Thursday, August 20, 2015

Mind Your Mind

Today at work, it was my turn to do the devotion.

It is not my habit to sign up, but someone was covering a college fair for me, so I took his devotion day for him.

It is also my intent to choose a day for devotions in which I am feeling particularly holy.
This is not that week.

It has been nearly 7 days of stress and frustration.
Overlapping travel planning with the final details of student move-in is a lot more work than you might think. There are also people everywhere, and my introverted self is just not used to it.
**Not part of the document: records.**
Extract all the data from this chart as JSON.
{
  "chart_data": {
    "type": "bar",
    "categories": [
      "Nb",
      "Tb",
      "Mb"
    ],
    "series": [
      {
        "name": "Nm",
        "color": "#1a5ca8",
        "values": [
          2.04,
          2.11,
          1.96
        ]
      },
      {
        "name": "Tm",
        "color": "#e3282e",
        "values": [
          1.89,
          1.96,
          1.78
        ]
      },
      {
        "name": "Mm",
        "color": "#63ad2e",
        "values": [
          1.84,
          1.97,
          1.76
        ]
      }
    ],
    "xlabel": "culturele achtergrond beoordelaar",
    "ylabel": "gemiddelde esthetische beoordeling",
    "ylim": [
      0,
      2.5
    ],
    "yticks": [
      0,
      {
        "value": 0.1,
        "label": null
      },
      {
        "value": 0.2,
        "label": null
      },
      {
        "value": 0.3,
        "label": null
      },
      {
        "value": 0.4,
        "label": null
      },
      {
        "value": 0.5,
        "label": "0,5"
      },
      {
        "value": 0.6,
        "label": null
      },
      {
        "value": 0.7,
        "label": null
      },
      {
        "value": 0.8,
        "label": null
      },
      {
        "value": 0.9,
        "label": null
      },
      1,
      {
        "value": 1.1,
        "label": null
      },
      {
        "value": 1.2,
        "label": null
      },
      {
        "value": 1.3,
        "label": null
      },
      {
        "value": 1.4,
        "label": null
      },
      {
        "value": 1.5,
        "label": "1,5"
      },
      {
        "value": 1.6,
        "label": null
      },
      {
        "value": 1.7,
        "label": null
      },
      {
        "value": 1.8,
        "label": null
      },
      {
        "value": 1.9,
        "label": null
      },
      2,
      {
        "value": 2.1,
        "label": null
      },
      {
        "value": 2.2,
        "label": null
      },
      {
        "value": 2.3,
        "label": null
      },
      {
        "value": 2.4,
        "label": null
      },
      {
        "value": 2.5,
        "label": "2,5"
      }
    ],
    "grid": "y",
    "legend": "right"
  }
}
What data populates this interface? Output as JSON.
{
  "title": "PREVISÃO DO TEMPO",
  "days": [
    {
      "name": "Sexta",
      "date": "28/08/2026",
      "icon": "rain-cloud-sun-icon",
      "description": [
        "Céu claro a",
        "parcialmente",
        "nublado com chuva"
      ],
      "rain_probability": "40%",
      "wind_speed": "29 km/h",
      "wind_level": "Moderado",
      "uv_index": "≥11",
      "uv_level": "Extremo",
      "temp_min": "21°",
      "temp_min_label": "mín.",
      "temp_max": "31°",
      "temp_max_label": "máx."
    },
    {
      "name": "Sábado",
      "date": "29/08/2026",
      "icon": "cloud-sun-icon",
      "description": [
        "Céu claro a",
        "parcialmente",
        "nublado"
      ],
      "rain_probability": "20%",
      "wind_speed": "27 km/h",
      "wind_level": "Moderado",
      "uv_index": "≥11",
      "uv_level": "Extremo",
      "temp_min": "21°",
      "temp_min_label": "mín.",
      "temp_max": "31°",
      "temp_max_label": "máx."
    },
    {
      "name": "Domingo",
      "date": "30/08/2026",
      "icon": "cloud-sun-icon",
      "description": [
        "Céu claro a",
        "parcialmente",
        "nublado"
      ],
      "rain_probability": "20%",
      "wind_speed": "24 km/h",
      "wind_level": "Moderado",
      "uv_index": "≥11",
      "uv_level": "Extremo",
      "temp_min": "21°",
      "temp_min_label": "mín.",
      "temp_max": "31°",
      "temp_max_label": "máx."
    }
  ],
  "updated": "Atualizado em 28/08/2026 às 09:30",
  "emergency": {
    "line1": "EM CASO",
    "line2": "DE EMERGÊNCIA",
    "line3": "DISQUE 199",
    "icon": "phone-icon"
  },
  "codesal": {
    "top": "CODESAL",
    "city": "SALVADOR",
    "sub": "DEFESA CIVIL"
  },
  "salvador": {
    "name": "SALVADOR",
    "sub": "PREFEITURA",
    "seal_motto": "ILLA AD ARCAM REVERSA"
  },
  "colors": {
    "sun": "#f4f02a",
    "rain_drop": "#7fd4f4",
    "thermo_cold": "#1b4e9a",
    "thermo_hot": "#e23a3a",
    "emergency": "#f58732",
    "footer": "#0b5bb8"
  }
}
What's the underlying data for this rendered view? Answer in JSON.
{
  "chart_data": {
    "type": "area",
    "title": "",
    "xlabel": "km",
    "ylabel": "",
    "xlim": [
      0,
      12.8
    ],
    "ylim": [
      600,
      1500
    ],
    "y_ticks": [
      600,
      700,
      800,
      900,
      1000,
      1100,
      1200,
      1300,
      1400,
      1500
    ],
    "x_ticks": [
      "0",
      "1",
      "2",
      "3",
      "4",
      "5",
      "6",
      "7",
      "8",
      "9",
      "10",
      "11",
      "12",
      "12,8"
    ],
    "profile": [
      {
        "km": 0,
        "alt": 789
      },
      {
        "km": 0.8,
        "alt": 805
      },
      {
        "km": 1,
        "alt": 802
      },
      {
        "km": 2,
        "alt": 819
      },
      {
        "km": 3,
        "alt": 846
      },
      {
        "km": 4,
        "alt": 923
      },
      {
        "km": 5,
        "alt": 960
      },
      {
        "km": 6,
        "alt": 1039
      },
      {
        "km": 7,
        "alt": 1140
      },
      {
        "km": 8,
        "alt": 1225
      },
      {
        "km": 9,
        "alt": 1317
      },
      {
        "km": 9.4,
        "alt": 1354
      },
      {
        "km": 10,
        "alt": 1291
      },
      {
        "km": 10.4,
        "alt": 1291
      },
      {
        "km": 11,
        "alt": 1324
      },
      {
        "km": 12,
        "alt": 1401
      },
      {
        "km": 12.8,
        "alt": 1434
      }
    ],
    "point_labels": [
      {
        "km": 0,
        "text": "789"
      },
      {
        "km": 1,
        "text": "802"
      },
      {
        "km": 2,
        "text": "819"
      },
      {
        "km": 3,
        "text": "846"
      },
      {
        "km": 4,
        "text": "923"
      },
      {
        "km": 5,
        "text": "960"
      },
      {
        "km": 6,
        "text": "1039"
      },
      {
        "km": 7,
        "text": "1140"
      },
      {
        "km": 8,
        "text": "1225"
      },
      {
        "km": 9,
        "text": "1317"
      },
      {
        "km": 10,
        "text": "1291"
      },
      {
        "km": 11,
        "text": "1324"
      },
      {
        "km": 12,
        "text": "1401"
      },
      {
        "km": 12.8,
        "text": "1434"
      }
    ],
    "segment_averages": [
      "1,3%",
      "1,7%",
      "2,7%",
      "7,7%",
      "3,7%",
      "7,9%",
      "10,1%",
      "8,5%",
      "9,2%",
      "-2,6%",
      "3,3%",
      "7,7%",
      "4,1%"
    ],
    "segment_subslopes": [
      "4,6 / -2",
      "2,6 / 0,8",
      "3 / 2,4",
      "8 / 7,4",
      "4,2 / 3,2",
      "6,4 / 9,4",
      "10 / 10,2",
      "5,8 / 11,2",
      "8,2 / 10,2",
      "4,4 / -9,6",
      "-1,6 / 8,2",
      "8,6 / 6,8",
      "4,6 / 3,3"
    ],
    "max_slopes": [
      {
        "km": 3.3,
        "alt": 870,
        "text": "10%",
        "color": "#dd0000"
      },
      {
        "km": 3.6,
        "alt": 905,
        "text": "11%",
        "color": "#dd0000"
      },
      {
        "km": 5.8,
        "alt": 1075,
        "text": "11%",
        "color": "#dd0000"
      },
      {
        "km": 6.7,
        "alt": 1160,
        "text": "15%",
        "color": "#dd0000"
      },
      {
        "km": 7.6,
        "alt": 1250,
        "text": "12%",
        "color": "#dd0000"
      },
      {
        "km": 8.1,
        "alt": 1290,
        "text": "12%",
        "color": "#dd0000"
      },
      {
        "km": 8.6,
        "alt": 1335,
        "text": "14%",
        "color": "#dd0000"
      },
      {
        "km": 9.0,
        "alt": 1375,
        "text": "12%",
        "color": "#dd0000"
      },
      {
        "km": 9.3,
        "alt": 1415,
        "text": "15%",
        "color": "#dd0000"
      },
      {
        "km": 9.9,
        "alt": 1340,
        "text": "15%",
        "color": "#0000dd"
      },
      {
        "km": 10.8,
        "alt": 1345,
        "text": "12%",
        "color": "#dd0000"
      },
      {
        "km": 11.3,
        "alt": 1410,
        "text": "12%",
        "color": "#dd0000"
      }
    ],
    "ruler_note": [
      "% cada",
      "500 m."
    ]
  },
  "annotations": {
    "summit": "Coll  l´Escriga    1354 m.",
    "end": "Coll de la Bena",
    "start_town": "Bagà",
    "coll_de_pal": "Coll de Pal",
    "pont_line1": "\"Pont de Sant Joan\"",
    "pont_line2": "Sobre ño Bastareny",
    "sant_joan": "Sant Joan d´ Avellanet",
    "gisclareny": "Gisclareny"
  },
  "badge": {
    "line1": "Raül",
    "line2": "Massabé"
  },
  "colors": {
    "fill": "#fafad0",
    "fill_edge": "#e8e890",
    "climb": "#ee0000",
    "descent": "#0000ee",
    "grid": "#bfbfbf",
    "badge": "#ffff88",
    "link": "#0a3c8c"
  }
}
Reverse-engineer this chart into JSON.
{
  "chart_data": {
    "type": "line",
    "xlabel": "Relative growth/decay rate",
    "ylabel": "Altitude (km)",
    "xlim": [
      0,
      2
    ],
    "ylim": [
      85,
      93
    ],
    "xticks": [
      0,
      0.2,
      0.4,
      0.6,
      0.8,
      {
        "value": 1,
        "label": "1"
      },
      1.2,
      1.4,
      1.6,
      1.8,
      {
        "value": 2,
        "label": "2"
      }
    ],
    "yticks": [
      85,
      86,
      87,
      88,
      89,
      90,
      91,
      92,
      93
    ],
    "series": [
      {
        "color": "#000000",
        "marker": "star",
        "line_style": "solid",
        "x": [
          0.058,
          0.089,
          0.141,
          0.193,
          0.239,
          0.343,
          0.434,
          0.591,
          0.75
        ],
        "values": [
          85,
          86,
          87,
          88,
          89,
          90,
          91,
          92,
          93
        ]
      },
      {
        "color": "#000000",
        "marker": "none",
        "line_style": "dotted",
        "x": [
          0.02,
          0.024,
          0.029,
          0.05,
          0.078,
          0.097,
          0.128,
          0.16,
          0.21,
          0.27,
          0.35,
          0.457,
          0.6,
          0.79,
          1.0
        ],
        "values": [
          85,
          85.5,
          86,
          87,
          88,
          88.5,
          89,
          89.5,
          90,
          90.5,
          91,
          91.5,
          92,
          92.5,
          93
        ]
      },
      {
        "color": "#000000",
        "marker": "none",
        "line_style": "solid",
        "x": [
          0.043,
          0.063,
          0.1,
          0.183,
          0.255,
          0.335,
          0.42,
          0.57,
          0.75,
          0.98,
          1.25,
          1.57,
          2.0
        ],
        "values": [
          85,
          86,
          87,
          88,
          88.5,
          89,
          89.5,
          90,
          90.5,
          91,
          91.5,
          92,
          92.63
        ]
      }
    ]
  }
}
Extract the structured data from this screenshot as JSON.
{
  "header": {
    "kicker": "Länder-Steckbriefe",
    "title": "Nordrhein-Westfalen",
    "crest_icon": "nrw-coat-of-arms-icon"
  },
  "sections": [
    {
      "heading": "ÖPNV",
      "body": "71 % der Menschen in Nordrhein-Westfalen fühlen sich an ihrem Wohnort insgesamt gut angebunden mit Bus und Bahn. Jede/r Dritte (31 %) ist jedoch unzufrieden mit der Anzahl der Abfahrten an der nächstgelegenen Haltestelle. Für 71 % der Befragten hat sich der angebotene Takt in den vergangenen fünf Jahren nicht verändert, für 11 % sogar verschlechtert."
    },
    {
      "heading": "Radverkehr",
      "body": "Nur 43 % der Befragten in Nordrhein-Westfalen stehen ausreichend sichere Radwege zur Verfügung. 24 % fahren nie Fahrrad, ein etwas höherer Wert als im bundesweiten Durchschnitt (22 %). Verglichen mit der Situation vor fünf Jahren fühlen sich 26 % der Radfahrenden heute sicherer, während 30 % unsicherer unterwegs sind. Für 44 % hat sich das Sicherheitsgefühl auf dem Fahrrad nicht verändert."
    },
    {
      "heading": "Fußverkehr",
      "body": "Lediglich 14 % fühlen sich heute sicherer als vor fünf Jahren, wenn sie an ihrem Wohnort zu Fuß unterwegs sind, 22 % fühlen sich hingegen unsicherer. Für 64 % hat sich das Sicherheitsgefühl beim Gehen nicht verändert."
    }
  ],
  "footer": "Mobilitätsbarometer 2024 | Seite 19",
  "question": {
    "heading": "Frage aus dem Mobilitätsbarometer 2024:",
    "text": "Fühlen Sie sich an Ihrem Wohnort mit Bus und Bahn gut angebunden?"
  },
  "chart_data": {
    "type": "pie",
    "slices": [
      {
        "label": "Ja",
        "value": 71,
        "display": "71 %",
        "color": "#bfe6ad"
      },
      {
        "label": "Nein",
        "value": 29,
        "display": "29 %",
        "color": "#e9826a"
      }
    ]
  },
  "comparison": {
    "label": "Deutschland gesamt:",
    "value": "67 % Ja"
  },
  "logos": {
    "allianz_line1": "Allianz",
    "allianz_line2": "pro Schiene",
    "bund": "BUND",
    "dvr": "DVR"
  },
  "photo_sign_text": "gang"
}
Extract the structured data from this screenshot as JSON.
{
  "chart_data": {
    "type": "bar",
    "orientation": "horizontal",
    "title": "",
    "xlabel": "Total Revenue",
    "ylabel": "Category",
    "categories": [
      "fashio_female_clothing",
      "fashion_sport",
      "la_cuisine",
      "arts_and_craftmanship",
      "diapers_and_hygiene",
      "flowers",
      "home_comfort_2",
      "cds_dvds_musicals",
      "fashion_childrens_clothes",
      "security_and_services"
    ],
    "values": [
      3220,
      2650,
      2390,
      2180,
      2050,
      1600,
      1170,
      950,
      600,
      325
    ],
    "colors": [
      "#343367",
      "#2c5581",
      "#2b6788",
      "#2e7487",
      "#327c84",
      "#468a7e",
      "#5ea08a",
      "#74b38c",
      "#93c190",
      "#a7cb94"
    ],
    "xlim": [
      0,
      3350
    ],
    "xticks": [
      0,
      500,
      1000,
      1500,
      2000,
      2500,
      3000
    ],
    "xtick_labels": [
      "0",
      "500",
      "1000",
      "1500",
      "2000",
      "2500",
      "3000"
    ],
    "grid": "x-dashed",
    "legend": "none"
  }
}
I could give a series of excuses, but the end of the story is that I'm just being short with people because I feel a little overwhelmed.

Yesterday was really bad.

Work was bad, tried to go to yoga and came across an unexpected face so I left before it started, went to a girls' night with some people I didn't know, then ended up just going out with friends.
There didn't seem to be any sources of relief for anxiety.

So I wake up, right, and I have to come up with something inspiring and holy to say.

First, I checked Oswald Chambers, but that just wasn't really apt, so I glanced through my bookshelf and found Jill Briscoe and a section in one of her devotions entitled "Doing Yesterday".

It fit.

My devotion of the morning, using her words, was about the tendency of ours to replay yesterday over and over and over again, how we could have done different and said different and all the bad things. We avoid God and just try to talk with ourselves, knowing full well we do so just to avoid the words we know are coming to us from God.

It's over.
Move on.

As a writer, I recognize the capacity of one chapter to be six different things depending on perspective. I can change the entire story just by giving it a revision of outlook.

In the same way, each day we are given the opportunity to look back on our words and actions and the words and actions imparted to us. We are given the opportunity to filter them, judge them, color them however we do so choose.

I can look back on yesterday and see the aggravations and set-backs or I can look back on the hidden pieces--like the gem of a student who appeared last-minute and, despite his financial setbacks, is going to make college happen. Or like my sweet housemates who have become to me inseparable friends and confidantes. Or like church friends who seek me out. Or my sweet boyfriend who is willing to be gracious and give me the benefit of the doubt when my hurt communicates messages I don't intend them to mean.

In any situation, there is so much good underlying.

Jill's prayer is for the Lord to help her mind her mind and for the Lord to mind her heart.
It is up to us not to forget and move on or push out of our minds but actively choose to see the world just a little differently and revise our yesterdays just a bit more constructively.

Change what you can change, apologize for any misplaced words or actions, learn what you can, then look forward.

Tuesday, August 11, 2015

David and the Golden Finch

The British don't say "You're welcome".

Unless of course they're greeting you as you enter their dinner party or church or unless they've just done you some unfathomably good deed.

In fact, to say "You're welcome" is nearly offensive, as it connotes to a Brit that you are nearly pompous, that what you've done for them is, actually, an unfathomably good deed.

I had a British friend explain to me that even if her mother had cooked an enormous, extravagant feast, she would still not say, "You're welcome".

So when they do say it (and it's not an arrogant fool of a person), you understand something deeper about the character of the person speaking. It shows, through pomp and circumstance of a small phrase, what they value, what's of pristine importance to them.

I have often spoken before of my man David in Belfast.

David the quiet.
David the humble.
David the steadfast and hardworking.
David the kind.

When David spoke to me or showed me something, he had my entire attention, such was the unobtrusiveness of the man. If he requested my focus, it was important.

One day, David was in the kitchen, which had big sweeping windows all along the side wall looking into the front garden, and called me in when he heard me close by.

"See them finches there in the tree there? Them's golden finches. Haven't seen 'em here for ten years near."

"Uh...oh? That's great."

And he told me about the finches. And then he was done telling me about the finches.

I was half out the door back to my books when I remembered to thank him (as one should always do when a non-share-er shares) for showing them to me.

From the kitchen, I heard a quiet, "welcome".
You could have pushed me over with a bird bone.

It was the first time I had ever heard David say that word.
And it was said over finches.

My next text was to my mother, who was equally nonplussed till I told her what he'd said after.

The finches are a big deal.
Nature and creatures and creation is of great value to my master gardener friend.

He notices the living world with acute detail and stores it up.
To be let in to what fills his heart most was a great honor.

I didn't know it was an honor and a privilege until his final word, though.

In an episode of "The Office", Andy Bernard says (in my recollection of the quote), "I wish there were a way to know you were in the golden years when you're in them".

There are moments when the opportunity for connection is right there and we don't realize it. Sometimes, if we jump fast enough, we can catch them. Other times, though, they fly away like finches.

It was a lesson to me to listen, not just to the words but to all the pieces of the context and the speaker I'd gathered before.
Listen with your whole self and mental history. Hear behind the words when your people speak to you. Hear their hearts and values and interests. Hear them.